Schon seit 1975 ist der Autor Rudolf Teltscher im sogenannten „Osten“ tätig. Nicht umsonst setzt er in seinem Buch „Europas neuer ,Osten‘“ diesen geographisch schwammigen Begriff in Klammern – kann doch dieser Raum vielfältiger gar nicht sein. Zweierlei macht diesen historischen Überblick höchstspannend: Teltschers Expertise und sein geisteswissenschaftlicher Background. Mühelos schafft er es, die historischen Umwälzungen im Gefolge von 1989 ff. eindrucksvoll zu schildern, gleichzeitig bringt er es zu Wege, die hohle ideologische Basis des Kommunismus zu decouvrieren. Denn dass der Kapitalismus dereinst an sich selbst zu Grunde gehen würde – ein berühmtes Diktum von Karl Marx – ist vielmehr dem Kommunismus als System und seinen je lokalen Ausprägungen „passiert“. Dass es nicht zufällig dazu kam, schildert Teltscher sehr luzide.

Teltscher studierte Philosophie - er denkt im Bezugsrahmen der abendländischen Geistesgeschichte. Der Autor schafft es, den Bogen von Thomas Morus' Insel "Utopia" zur gescheiterten Ideologie des Kommunismus zu spannen. Dass selbst ein Gorbatschow diese Regierungsform nicht mehr retten konnte, erklärt Teltscher, wenn er ausführt, wie die „schleichende und verdeckte Privatisierung von Staatseigentum“ das System von Innen aushöhlte: „Mit dem Beschreiten dieses Entwicklungspfades war natürlich der Korruption Tür und Tor geöffnet. Der Sozialismus wurde still und heimlich, unter Aufbietung eines Maximums an Heuchelei, zu Grabe getragen.“ Teltscher geht ins Detail: „Korruption hat zwar in Russland eine alte Tradition, die auch im Kommunismus keine Unterbrechung gefunden hatte. Jetzt aber stieß sie in eine neue Dimension vor …“ Sehr schön formuliert Teltscher auch, wenn er Korruption und mangelnder gesellschaftlicher Zusammenhalt als „russische Erbübel“ auf den Punkt bringt.

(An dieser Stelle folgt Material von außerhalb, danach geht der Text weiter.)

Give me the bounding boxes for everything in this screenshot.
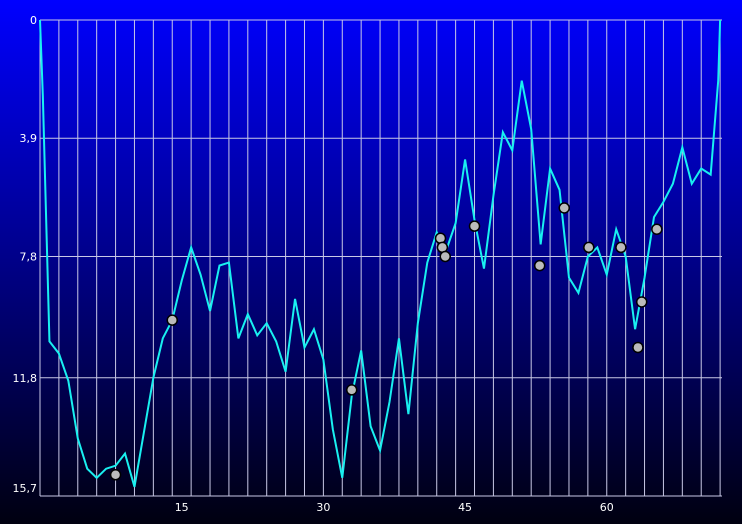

Teltscher möge mir verzeihen, dass ich die prägnanten Ausführungen des Autors stark verkürze. Wie treffend er diese große Transformation schildert, möge dieser Absatz unterstreichen: „Dem Hauptinteresse breitester Bevölkerungsschichten in den postsozialistischen Ländern entsprachen westliche Unternehmen nur zu gerne, bot sich doch ein weites Expansionsfeld für viele Banken, Handels- und Industrieunternehmen. So folgte eine Bankübernahme auf die andere, so schossen neue Einkaufszentren aus dem Boden, so ließen sich produzierende Unternehmen in großer Zahl mit Tochterfirmen in den betreffenden Ländern nieder und trugen durch die damit geschaffenen Arbeitsplätze zum Gelingen des Übergangs vom Sozialismus zur Marktwirtschaft, zum wirtschaftlichen Aufschwung und zur Steigerung der Konsumkraft der Bewohner wesentlich bei, zur Freude der Konsumtempel-Betreiber.“

Dass diese Transformation auch Schattenseiten hat – heute sprechen Soziologen vielerorts von den „Modernisierungsverlierern“ –, bringt Teltscher folgendermaßen zum Ausdruck: “Das sind die Reformverlierer, die dem System der eigenen Initiative als Voraussetzung für den Konsumismus nicht genügen können.“

Insgesamt eignet sich dieses Buch hervorragend als Nachlese zur historischen Verirrung des Kommunismus. Teltscher vergisst aber auch nicht darauf hinzuweisen, dass uns eine Beschäftigung mit dem „Osten“ nicht nur aufgrund historischer Tangenten und ökonomischer Interessen gut zu Gesichte stünde: Der Osten könnte auch unsere Zukunft sein.